CLAYTON, Mo. -- A former Catholic priest is facing new charges a decade after being declared sexually violent and admitting he abused about 30 boys in Illinois, California and Missouri.



Fred Lenczycki, 74, of the Chicago suburb of Berkeley, Illinois, was charged Thursday in Missouri with two counts each of deviate sexual assault and sodomy. Charging documents allege he repeatedly grabbed one boy's genitals and tried to force another boy to expose himself in the early 1990s in the St. Louis suburb of Bridgeton.



The documents say the allegations fit "within the pattern of abuse perpetrated by the defendant over many years," the St. Louis Post-Dispatch reported.
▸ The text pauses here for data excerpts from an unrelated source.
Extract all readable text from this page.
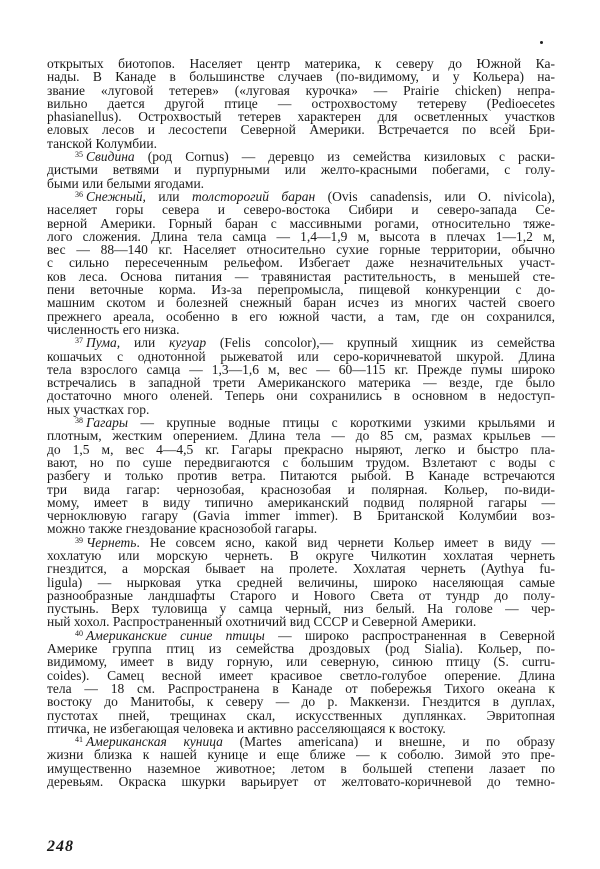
открытых биотопов. Населяет центр материка, к северу до Южной Ка-
нады. В Канаде в большинстве случаев (по-видимому, и у Кольера) на-
звание «луговой тетерев» («луговая курочка» — Prairie chicken) непра-
вильно дается другой птице — острохвостому тетереву (Pedioecetes
phasianellus). Острохвостый тетерев характерен для осветленных участков
еловых лесов и лесостепи Северной Америки. Встречается по всей Бри-
танской Колумбии.
$^{35}$ Свидина (род Cornus) — деревцо из семейства кизиловых с раски-
дистыми ветвями и пурпурными или желто-красными побегами, с голу-
быми или белыми ягодами.
$^{36}$ Снежный, или толсторогий баран (Ovis canadensis, или O. nivicola),
населяет горы севера и северо-востока Сибири и северо-запада Се-
верной Америки. Горный баран с массивными рогами, относительно тяже-
лого сложения. Длина тела самца — 1,4—1,9 м, высота в плечах 1—1,2 м,
вес — 88—140 кг. Населяет относительно сухие горные территории, обычно
с сильно пересеченным рельефом. Избегает даже незначительных участ-
ков леса. Основа питания — травянистая растительность, в меньшей сте-
пени веточные корма. Из-за перепромысла, пищевой конкуренции с до-
машним скотом и болезней снежный баран исчез из многих частей своего
прежнего ареала, особенно в его южной части, а там, где он сохранился,
численность его низка.
$^{37}$ Пума, или кугуар (Felis concolor),— крупный хищник из семейства
кошачьих с однотонной рыжеватой или серо-коричневатой шкурой. Длина
тела взрослого самца — 1,3—1,6 м, вес — 60—115 кг. Прежде пумы широко
встречались в западной трети Американского материка — везде, где было
достаточно много оленей. Теперь они сохранились в основном в недоступ-
ных участках гор.
$^{38}$ Гагары — крупные водные птицы с короткими узкими крыльями и
плотным, жестким оперением. Длина тела — до 85 см, размах крыльев —
до 1,5 м, вес 4—4,5 кг. Гагары прекрасно ныряют, легко и быстро пла-
вают, но по суше передвигаются с большим трудом. Взлетают с воды с
разбегу и только против ветра. Питаются рыбой. В Канаде встречаются
три вида гагар: чернозобая, краснозобая и полярная. Кольер, по-види-
мому, имеет в виду типично американский подвид полярной гагары —
черноклювую гагару (Gavia immer immer). В Британской Колумбии воз-
можно также гнездование краснозобой гагары.
$^{39}$ Чернеть. Не совсем ясно, какой вид чернети Кольер имеет в виду —
хохлатую или морскую чернеть. В округе Чилкотин хохлатая чернеть
гнездится, а морская бывает на пролете. Хохлатая чернеть (Aythya fu-
ligula) — нырковая утка средней величины, широко населяющая самые
разнообразные ландшафты Старого и Нового Света от тундр до полу-
пустынь. Верх туловища у самца черный, низ белый. На голове — чер-
ный хохол. Распространенный охотничий вид СССР и Северной Америки.
$^{40}$ Американские синие птицы — широко распространенная в Северной
Америке группа птиц из семейства дроздовых (род Sialia). Кольер, по-
видимому, имеет в виду горную, или северную, синюю птицу (S. curru-
coides). Самец весной имеет красивое светло-голубое оперение. Длина
тела — 18 см. Распространена в Канаде от побережья Тихого океана к
востоку до Манитобы, к северу — до р. Маккензи. Гнездится в дуплах,
пустотах пней, трещинах скал, искусственных дуплянках. Эвритопная
птичка, не избегающая человека и активно расселяющаяся к востоку.
$^{41}$ Американская куница (Martes americana) и внешне, и по образу
жизни близка к нашей кунице и еще ближе — к соболю. Зимой это пре-
имущественно наземное животное; летом в большей степени лазает по
деревьям. Окраска шкурки варьирует от желтовато-коричневой до темно-
248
Authorities said Lenczycki has not been taken into custody in Missouri. A man who answered the phone at his home address in Illinois declined comment to The Associated Press on Friday. No attorney is listed for him in online court records. Bail in the case is set at $500,000 cash only.



Lenczycki was removed from the ministry in 2002, when he was charged with sexually abusing three boys at a church in Hinsdale, Illinois, in the mid-1980s. He later pleaded guilty to aggravated sexual abuse and was released from custody in 2009 after becoming the first priest in the country to be declared sexually violent. Victims told authorities that "Father Fred" repeatedly molested them, often using the pretense of swaddling them in "Baby Jesus" costumes for pageants that never took place.
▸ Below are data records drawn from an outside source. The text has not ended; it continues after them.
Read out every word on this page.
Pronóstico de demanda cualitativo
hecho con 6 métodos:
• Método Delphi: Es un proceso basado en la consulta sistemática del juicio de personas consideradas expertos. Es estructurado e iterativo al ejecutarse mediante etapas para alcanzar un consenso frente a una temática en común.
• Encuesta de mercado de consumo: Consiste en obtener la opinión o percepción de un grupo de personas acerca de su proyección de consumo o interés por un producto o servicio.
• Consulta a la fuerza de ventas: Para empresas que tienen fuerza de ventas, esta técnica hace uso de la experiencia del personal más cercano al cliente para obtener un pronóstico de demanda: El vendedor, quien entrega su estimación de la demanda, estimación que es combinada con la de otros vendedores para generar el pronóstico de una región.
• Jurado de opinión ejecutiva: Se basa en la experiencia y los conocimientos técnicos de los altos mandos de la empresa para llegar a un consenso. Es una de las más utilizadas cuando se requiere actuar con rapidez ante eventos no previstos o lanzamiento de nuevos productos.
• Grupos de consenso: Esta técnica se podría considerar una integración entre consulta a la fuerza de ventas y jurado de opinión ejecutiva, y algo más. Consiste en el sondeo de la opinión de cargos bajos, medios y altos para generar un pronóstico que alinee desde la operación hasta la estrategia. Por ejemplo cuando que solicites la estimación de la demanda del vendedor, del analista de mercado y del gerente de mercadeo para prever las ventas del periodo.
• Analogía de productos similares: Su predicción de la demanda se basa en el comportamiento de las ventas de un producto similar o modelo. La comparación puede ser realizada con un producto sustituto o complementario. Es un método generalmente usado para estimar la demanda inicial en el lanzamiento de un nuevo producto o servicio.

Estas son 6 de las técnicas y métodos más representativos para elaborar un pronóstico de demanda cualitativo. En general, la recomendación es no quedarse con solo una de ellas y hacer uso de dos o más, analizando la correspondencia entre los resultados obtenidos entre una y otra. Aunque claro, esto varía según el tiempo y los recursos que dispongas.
After the parents of one of victim complained, Lenczycki was transferred to California and then Missouri. As documented in diocese and court files, Lenczycki admitted molesting about 30 boys over 25 years. Multiple civil lawsuits have been filed.



"We're deeply grateful to both the victim for having the courage to report and law enforcement for having the will to pursue charges," said David Clohessy with the Survivors Network of those Abused by Priests. "He's obviously a very dangerous man, and shame on every church official who knew of or suspected his crimes and ignored or hid them."



The latest charges against Lenczycki were filed as victims of clergy sexual abuse demand more accountability and transparency from the Catholic church. The Vatican convened a sexual abuse summit Thursday to hear the testimony of several victims.